Su una pista resa ancora non completamente asciutta dopo la  pioggia caduta durante le terze prove libere, i piloti si sfidano a suon di tempi che si abbassano continuamente, ma non mancano i problemi nel controllare la vettura con le gomme intermedie. La prima vittima illustre delle qualifiche è l’inglese George Russell, fuori nel Q2 per una manciata di millesimi. Nel Q3 tutti i piloti montano le gomme da asciutto e la pista migliora giro dopo giro, portando a un carosello di tempi sempre migliori. Leclerc piazza il miglior riscontro cronometrico a due minuti dalla fine, quando accade l’imponderabile in casa Red Bull. Verstappen, che faceva registrare parziali record nei primi due settori, alza il piede e si lancia di nuovo per un ultimo giro, probabilmente convinto che Leclerc avrebbe avuto comunque tempo per migliorare ulteriormente il suo tempo. L’olandese è in vantaggio anche stavolta, ma a poche curve dalla fine il team lo richiama ai box, regalando di fatto la pole alla Ferrari. Il campione del mondo in carica non la prende per nulla bene e si esibisce in un team radio pieno di parolacce, mentre il Team Principal Horner rimanda a più tardi le spiegazioni sullo stop improvviso, dovuto a un livello di benzina troppo basso, che non avrebbe permesso comunque di validare i tempi del Q3.

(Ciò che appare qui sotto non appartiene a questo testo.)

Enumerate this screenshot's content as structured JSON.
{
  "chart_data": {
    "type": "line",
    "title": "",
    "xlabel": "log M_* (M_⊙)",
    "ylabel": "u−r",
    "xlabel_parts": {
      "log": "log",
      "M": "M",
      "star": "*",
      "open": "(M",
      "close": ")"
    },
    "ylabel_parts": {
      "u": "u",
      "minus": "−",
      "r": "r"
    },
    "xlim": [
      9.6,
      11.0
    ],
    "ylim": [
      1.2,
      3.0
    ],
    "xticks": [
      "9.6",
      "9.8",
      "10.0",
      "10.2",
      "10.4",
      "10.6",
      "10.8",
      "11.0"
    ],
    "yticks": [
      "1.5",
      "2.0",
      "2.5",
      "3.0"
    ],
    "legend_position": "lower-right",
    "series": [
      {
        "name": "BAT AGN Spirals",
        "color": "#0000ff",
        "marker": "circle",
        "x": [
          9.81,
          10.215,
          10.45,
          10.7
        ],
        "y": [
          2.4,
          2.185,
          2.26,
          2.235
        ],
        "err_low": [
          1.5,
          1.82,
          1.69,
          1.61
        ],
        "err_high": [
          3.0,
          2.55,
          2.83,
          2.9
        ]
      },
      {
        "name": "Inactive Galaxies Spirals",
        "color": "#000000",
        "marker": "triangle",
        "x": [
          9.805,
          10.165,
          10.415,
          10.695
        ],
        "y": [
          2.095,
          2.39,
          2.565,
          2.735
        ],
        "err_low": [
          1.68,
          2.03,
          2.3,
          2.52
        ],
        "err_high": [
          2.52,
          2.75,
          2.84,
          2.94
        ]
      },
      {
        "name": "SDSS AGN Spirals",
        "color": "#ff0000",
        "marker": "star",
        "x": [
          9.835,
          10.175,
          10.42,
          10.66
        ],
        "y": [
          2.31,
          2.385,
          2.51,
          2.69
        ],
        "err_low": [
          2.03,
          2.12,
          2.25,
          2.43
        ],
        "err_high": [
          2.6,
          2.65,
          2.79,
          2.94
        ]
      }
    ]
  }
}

L’inchiesta sul budget cap manda in tilt la Red Bull

Insomma, c’è nervosismo nel team austriaco, il che è anche comprensibile visti gli ultimi sviluppi dell’inchiesta sul rispetto del budget cap. Le indiscrezioni sulle valutazioni economiche della passata stagione indicano che la scuderia austriaca potrebbe aver speso di più di quanto previsto dal regolamento. Una situazione che, se confermata, potrebbe portare a pene anche pesanti, visto che il budget cap è parte integrante della “nuova” Formula 1, votata a una maggiore competitività e che vuole impedire che le scuderie con mezzi economici più importanti possano avere vantaggi sulle altre. La FIA ha spiegato che la valutazione è ancora in corso, ma Ferrari e Mercedes chiedono il pugno duro nei confronti dei rivali. Il rischio per la Red Bull che eventuali violazioni per il 2021 possano costare il Mondiale vinto da Verstappen ad Abu Dhabi, ma anche che irregolarità sul budget per la stagione in corso portino a penalizzazioni nella classifica stagionale. Dunque, gli animi nel motorhome dei tori con le ali potrebbero non essere serenissimi anche per questo motivo. E intanto, la Ferrari e Leclerc ringraziano.